Creating Products
Products on the Packt Platform are lightweight wrappers around Content Lake content. This page covers the format generation pipeline for Content Lake-backed products, product assets, and how products are organised into series, bundles, and collections.
Format Generation
Format generation is the core differentiator for Content Lake-backed products. The design principle is no stored artifacts — every format request triggers a real-time generation and streaming pipeline.
Request
│
▼
┌──────────────┐ ┌──────────────┐ ┌──────────────┐
│ CL Document │──▶│ Asset │──▶│ Format │
│ Retrieval │ │ Injection │ │ Rendering │
│ (streaming) │ │ │ │ (streaming) │
└──────────────┘ └──────────────┘ └──────────────┘
│
▼
Response Stream
1. Content Lake Document Retrieval
Documents are fetched from the Content Lake using its JSONL streaming endpoint, which delivers each block as a newline-delimited JSON element with sub-100ms time-to-first-byte. For pinned documents, the specific version is requested. For latest-tracking documents, the latest version is fetched.
2. Asset Injection
Product assets (covers, imprint) are injected at the appropriate positions. The table of contents is generated from document heading structure (H1, H2, H3 blocks). The index is generated from entity and keyword data in the Content Lake's knowledge graph.
3. Format Rendering
The assembled content stream is rendered into the target format (PDF, ePub, InDesign) and streamed back to the client. The client receives bytes as they are rendered — there is no buffering of the complete output.
Determinism
For products where all documents are pinned to specific versions, the generated output is deterministic — the same request always produces the same file. This is important for downstream consumers that need reproducible artifacts.

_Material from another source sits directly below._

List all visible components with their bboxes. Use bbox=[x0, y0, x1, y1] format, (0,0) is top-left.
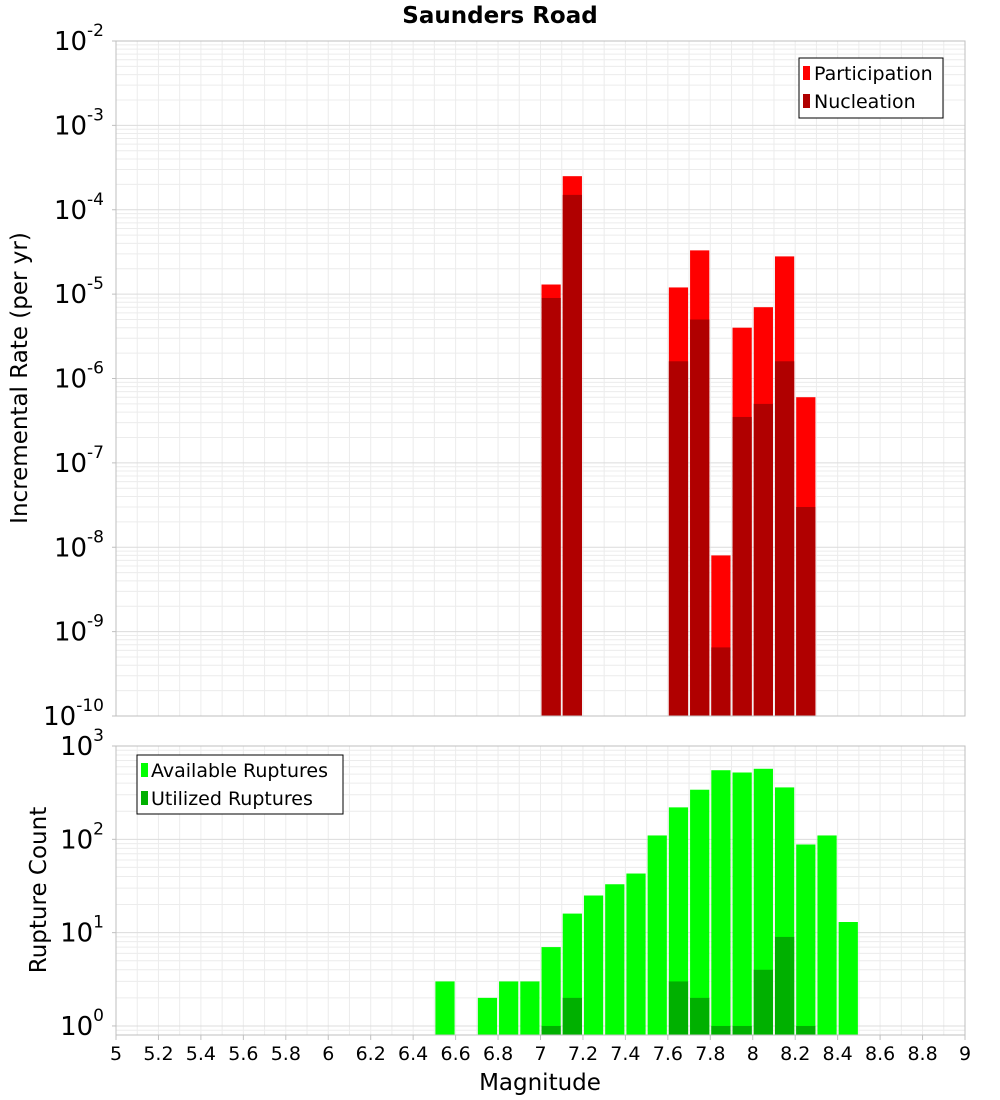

For products with latest-tracking documents, the output reflects the Content Lake state at generation time.
Performance
The pipeline is designed for low latency:
- Content Lake streaming: sub-100ms time-to-first-byte
- Asset injection and ToC generation operate on the stream as it flows through
- End-to-end time-to-first-byte targets sub-second for typical book products
Product Assets
| Asset | Source | Stored |
|---|---|---|
| Front Cover | Uploaded image | Yes |
| Back Cover | Uploaded image | Yes |
| Imprint | Generated from product/publisher metadata | No |
| Table of Contents | Generated from CL document headings | No |
| Index | Generated from CL entity/keyword data | No |
For Content Lake-backed products, cover images are the only binary assets stored. The imprint, table of contents, and index are generated dynamically during format generation and never persisted.
Series, Bundles, and Collections
Series
A series is an ordered collection of products that share a series identifier and metadata. Each product retains its own lifecycle, pricing, and metadata. Series membership is an association, not a structural dependency.
Bundles
A bundle packages multiple products for sale as a unit with bundle-specific pricing. Bundles have their own lifecycle and can be published and retired independently of their constituent products.
Collections
Collections are curated groupings for merchandising and editorial purposes. Unlike series (which have a fixed order and shared identity) and bundles (which have pricing), collections are lightweight — simply named lists of product references.